For my current Cold Iron campaign, I took a new path. There are still combat skills because they make sense. I put a bunch of things (like thieving and scouting) into abilites that each character gets two of (though some races may use one of them up), and warriors get additional ones with levels. Then I set up proficiencies to cover all the other skill uses (like swimming, climbing, riding, cooking). The abilities work to some extent: quick draw is cool, scout and thief see occaisional use, medic looks good on paper and never comes into play, combat riding works, swashbuckler makes the lightly armored character more viable, paladin works. The proficiencies might as well not be there, is that desireable? Lots of games get away without much in the way of skills (D&D did so for many years). Is player's attraction to skills just part of the 8 page background phenomena, perhaps with an even worse twist (if my sheet says I'm really good as a cook, but cooking skill is never checked, then my character concept is never negated).

Alertness

I came up with a nice scheme for setting encounter distance based on how well people make alertness checks. Also handled waking up at night. The basic idea has merit, but one problem is there's such a wide swing, that the two characters to maxed out alertness are the only ones that really matter (unless someone rolls a 90+). One result is that an ambush has a 25% chance of succeeding, which actually is too much. So this system needs some tuning. One thought is to use Alertness bonus rather than raw altertness (which will cut the swing between poor and good in half).

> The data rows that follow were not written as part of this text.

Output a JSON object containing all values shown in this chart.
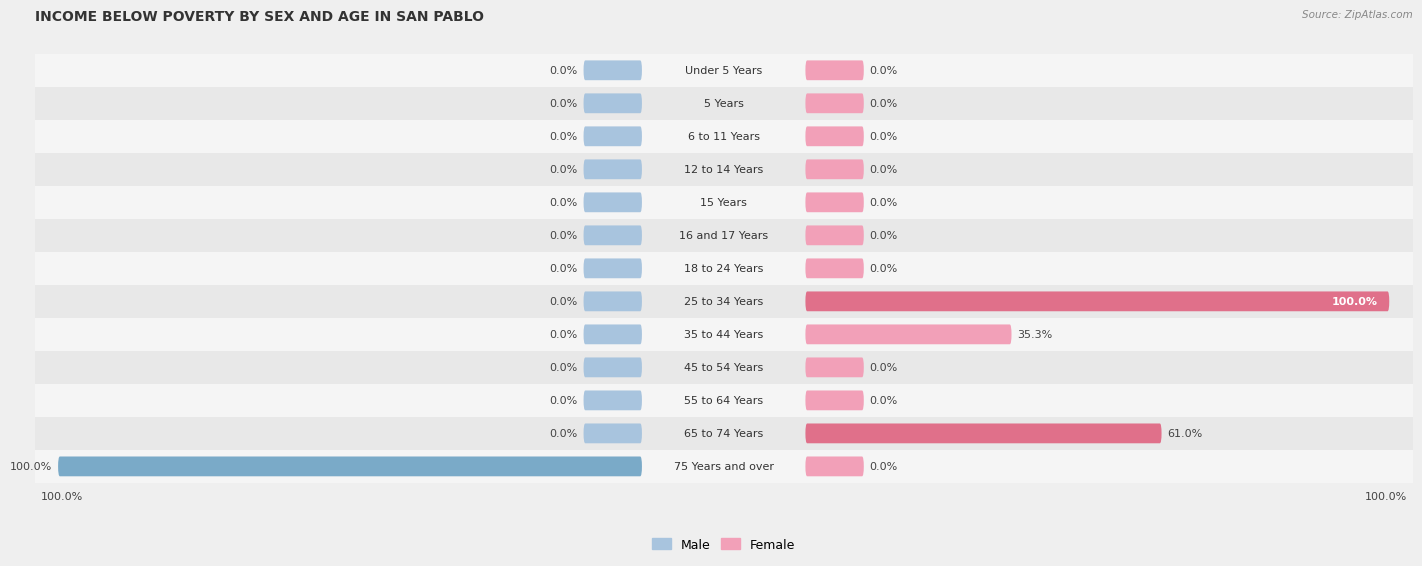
{
  "title": "INCOME BELOW POVERTY BY SEX AND AGE IN SAN PABLO",
  "source": "Source: ZipAtlas.com",
  "categories": [
    "Under 5 Years",
    "5 Years",
    "6 to 11 Years",
    "12 to 14 Years",
    "15 Years",
    "16 and 17 Years",
    "18 to 24 Years",
    "25 to 34 Years",
    "35 to 44 Years",
    "45 to 54 Years",
    "55 to 64 Years",
    "65 to 74 Years",
    "75 Years and over"
  ],
  "male_values": [
    0.0,
    0.0,
    0.0,
    0.0,
    0.0,
    0.0,
    0.0,
    0.0,
    0.0,
    0.0,
    0.0,
    0.0,
    100.0
  ],
  "female_values": [
    0.0,
    0.0,
    0.0,
    0.0,
    0.0,
    0.0,
    0.0,
    100.0,
    35.3,
    0.0,
    0.0,
    61.0,
    0.0
  ],
  "male_color": "#a8c4de",
  "female_color": "#f2a0b8",
  "female_strong_color": "#e0708a",
  "male_strong_color": "#7aaac8",
  "bg_color": "#efefef",
  "row_even_color": "#f5f5f5",
  "row_odd_color": "#e8e8e8",
  "max_value": 100.0,
  "title_fontsize": 10,
  "label_fontsize": 8,
  "value_fontsize": 8,
  "legend_fontsize": 9,
  "axis_label_fontsize": 8
}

The really good thing about the system is that it has mostly eliminated the GM's ability to negate a player's choice to have a good alertness, especially when they roll well. Of course the GM can over use ambushes, but so long as the PCs have a decent chance of detecting ambushes, their choice and good rolls are still meaningfull.

Clean up Spell Casting

Spell casting requires too many rolls. It winds up being too easy to whiff. Taking 2 turns to cast a spell is a book keeping nightmare. Spells need to be balanced for a 1 turn casting time (though it's nice that Cold Iron makes it advantageous to continue to use low level spells - this is a feature worth keeping).

Treasure Economy

Need guidelines on how much treasure to give out. Need to better educate players about why they should use charged items and potions. Spell casters need to have as much reason to use charged items and potions as the fighters so that treasure expenditures between characters are more balanced.

Equipment and Encumbrance

Good things about encumbrance are a real benefit to being strong (less penalty for wearing heavy armor), but there are a lot of encumbrance modifiers that are almost meaningless in Cold Iron. Weapon choices are nice, just eliminate bunk weapons (maces, some of the bows and cross bows). Trim the non-combat gear way down (just declare everyone has an adventurers pack - who cares if the PCs always have rope when they need it...plus, if they have to drop the pack in combat, you can still deprive them of the pack, and the rope...).